He vowed to ‘act firmly and with zero tolerance’ against law breakers, after it emerged there were at least 715 illegal tourist homes operating in the city.
It comes after a series of protests by locals from organisations such as Sevilla se muere.
Hundreds of people gathered to decry the ‘excesses’ of tourism at the end of June.
The Sevilla se Muere (Sevilla is dying) association unfurled banners in Plaza de Salvador before listing their demands for the City Council.
The group is calling for a ban on new tourist flat licences, which they claim are forcing locals out of the city centre due to plummeting housing stock and soaring rental costs.

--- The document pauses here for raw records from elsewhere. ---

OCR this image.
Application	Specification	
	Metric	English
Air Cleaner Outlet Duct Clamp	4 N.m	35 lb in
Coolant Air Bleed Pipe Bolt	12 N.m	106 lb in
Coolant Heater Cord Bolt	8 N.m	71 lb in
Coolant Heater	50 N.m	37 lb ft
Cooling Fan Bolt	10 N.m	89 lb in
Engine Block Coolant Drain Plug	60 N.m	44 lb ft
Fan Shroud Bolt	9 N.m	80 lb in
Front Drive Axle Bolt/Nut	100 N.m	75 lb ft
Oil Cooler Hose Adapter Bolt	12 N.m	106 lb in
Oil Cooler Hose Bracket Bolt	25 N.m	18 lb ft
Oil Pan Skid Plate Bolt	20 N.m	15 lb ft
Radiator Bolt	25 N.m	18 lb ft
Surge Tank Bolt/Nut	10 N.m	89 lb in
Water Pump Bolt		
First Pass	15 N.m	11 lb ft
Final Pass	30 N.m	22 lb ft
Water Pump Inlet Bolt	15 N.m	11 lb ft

Supporters of the group were seen wearing t-shirts reading ‘no to mass tourism’, before a speaker was seen clashing with a nearby bar owner who wanted the demonstrators to move on.
The group said the current tourism model is creating an ‘uncontrolled multiplication of tourist accommodation’ which brings an ‘exorbitant increase in the cost of housing, the deterioration of the historical heritage and, ultimately, the degradation of the city and its transformation into a theme park without soul or true life.’
The number of Airbnb-style properties in Sevilla has increased by at least 32% over the past year.
Sevilla se Muere defines itself as an apolitical citizen initiative that fights for a livable city.
They are one of many similar groups that are popping up across the country.
Most recently, these include Cadiz Resiste, in Cadiz, and Albayzin Habitable in Granada.